-- Minha
querida, você deveria ter sido menos radical nas posições que tomou na
discussão de ontem com seu irmão. Você tem que entender que, apesar de
estar certíssima, deve dar um desconto a ele. Ele é o que é, fruto da
nossa sociedade, e a nossa sociedade é mesmo machista. Você tem todo o
meu apoio. Concordo completamente com tudo o que você disse ontem. Mas,
peço, pegue mais leve com ele.
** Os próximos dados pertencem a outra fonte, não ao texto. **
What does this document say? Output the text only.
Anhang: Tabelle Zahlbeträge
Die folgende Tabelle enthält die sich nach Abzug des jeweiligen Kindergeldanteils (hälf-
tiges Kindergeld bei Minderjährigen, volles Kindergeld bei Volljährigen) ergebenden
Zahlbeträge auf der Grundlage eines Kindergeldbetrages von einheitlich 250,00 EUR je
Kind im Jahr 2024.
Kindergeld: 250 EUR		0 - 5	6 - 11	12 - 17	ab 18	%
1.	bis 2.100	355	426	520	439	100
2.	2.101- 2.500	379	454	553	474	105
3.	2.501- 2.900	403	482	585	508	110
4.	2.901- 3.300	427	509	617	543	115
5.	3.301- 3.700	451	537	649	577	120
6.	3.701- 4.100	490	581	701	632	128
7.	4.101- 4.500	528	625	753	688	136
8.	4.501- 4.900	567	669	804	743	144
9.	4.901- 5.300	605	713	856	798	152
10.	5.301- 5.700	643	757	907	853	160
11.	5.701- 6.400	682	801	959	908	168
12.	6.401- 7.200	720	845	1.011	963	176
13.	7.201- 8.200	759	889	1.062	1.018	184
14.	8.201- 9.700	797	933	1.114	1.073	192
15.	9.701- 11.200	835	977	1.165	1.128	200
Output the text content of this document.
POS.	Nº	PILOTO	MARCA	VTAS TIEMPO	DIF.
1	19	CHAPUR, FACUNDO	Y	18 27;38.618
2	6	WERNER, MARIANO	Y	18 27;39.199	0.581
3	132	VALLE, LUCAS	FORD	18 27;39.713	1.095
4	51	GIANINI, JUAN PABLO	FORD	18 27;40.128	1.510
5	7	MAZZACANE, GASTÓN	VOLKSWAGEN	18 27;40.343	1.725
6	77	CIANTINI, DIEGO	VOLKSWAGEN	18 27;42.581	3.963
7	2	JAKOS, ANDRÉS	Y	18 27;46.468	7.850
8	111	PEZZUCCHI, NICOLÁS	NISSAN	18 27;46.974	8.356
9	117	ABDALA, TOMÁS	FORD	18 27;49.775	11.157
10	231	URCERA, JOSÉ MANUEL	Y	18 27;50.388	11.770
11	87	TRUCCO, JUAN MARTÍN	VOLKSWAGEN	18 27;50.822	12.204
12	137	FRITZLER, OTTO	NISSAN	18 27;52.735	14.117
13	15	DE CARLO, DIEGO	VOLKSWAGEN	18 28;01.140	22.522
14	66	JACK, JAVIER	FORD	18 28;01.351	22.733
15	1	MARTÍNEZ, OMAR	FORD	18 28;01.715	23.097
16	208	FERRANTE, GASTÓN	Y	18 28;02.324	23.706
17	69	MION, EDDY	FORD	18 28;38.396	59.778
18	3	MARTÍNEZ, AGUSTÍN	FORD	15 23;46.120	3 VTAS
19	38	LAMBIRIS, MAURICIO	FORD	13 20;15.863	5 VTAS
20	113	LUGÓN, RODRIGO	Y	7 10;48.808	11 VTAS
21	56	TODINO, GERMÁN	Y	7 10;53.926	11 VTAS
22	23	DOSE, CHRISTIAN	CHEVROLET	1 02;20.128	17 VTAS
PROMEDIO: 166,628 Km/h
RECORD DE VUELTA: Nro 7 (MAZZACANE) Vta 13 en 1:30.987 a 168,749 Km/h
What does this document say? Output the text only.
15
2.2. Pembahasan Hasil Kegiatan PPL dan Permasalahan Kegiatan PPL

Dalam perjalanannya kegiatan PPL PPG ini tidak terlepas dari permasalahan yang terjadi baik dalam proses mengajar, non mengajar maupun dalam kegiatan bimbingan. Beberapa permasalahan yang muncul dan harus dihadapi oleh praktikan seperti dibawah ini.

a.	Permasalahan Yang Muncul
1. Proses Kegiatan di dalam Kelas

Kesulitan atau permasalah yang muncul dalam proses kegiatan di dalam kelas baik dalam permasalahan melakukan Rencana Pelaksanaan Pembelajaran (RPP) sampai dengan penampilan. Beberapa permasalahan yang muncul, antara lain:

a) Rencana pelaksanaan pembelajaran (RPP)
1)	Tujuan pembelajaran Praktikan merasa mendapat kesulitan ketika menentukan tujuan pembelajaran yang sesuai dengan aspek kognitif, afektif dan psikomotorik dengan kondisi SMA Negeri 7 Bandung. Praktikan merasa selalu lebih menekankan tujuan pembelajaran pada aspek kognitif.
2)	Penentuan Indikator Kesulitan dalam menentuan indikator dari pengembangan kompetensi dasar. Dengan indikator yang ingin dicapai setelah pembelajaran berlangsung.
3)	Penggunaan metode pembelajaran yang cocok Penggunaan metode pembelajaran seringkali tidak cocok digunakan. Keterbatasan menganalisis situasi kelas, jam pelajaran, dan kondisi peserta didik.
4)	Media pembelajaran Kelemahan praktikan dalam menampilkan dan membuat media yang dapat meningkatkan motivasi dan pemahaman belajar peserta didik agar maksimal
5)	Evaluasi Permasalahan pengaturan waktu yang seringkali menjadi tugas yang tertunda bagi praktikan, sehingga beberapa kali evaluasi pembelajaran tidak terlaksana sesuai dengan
Afinal, ele é seu irmão, sangue do seu
sangue, ainda que, depois da briga, tenha me dito que você não passa de
uma feminista radical e burra.(E aqui ela ri, um risinho sarcástico)...
Mas... fazer o que, né? Não o queira mal por isso, ele é seu irmão...
Então era assim que a Bruxa do Mal sempre parecia ser a Bruxa do Bem,
quando, em verdade, estava acirrando os conflitos entre os irmãos e
sempre posando de boazinha e compreensiva.
Um dia, o marido de uma de suas primas, se suicidou. Ele andava bebendo
muito, depois que perdera, num acidente de carro, seu único herdeiro
homem. Vestiu-se todo chique, deitou-se no divã que havia na Biblioteca
da casa e deu um tiro na cabeça.
A Bruxa Má, depois do enterro, foi consolar a prima:
-- Minha querida, sou totalmente solidária à sua dor. Perder o marido,
ainda jovem como você, com três filhas para acabar de criar, não é uma
situação cômoda. Conte comigo para tudo o que precisar. Você é uma
mulher maravilhosa e vai acabar superando essa tragédia. Mas, querida,
principalmente, não se sinta culpada. Eu sei que você fez de tudo para
que ele superasse a dor da morte do filho de vocês. Não é sua culpa, se
não conseguiu. Por favor, não se sinta culpada.
Uma semana depois a infeliz da prima estava no psiquiatra para se livrar
de uma culpa que ela tanto não tinha quanto jamais pensara ter, até a
conversa da Bruxa Má no velório...
Ela agia assim com todos. Amigos. Família. Marido. Seus próprios irmãos.
Sentia aquele perverso prazer em ver todos se odiando. Ou odiando a si
mesmos.
Mas todos pensavam amá-la, sem perceber que ela os jogava uns contra os
outros, sempre fingindo compreender e apoiar. “É sábia” – diziam dela.
Isso porque tendemos naturalmente a julgar sábio quem nos apoia e
concorda com nossas opiniões. Por apoiados, ficamos cegos ao veneno de
cobra que vem junto.
E assim foi por toda a sua vida. Todos a julgando sábia e tolerante,
respeitando o seu misticismo de almanaque e frases edificantes que ela
vivia citando enquanto acendia seus incensos ou sentava-se, para
meditar, na postura do Buda.
Todos à sua volta, viviam destilando suas raivas e seus ódios, uns dos
outros, porque era ela – sim, a sábia – que jogava, com inequívoca
habilidade, uns contra os outros. E sempre saía como se os estivesse
ajudando e apoiando.
Enganou quase todos, a vida inteira. Uma vida longa: 99 anos.
Ela morreu, ontem, afinal, de velhice. Gente ruim morre mais tarde.
Morreu bem no dia em que seus conterrâneos choravam os mortos do
Atentado do World Trade Center, há 21 anos passados. Morreu antes de ver
a derrota, ou a vitória, do seu candidato do Mal à Presidência do
Brasil. Morreu amargando a ausência de sorrisos a vir buscá-la na hora
da passagem. Morreu cercada por familiares, subitamente consciente da
falta de amor que sempre, afinal, a envolvera.
Sua semente, porém, ainda vive – e pode brotar – nas muitas almas que
ela envenenou. Afinal, os que nascem para o desentendimento são quase
sempre condenados a esperar por uma segunda chance sobre a Terra.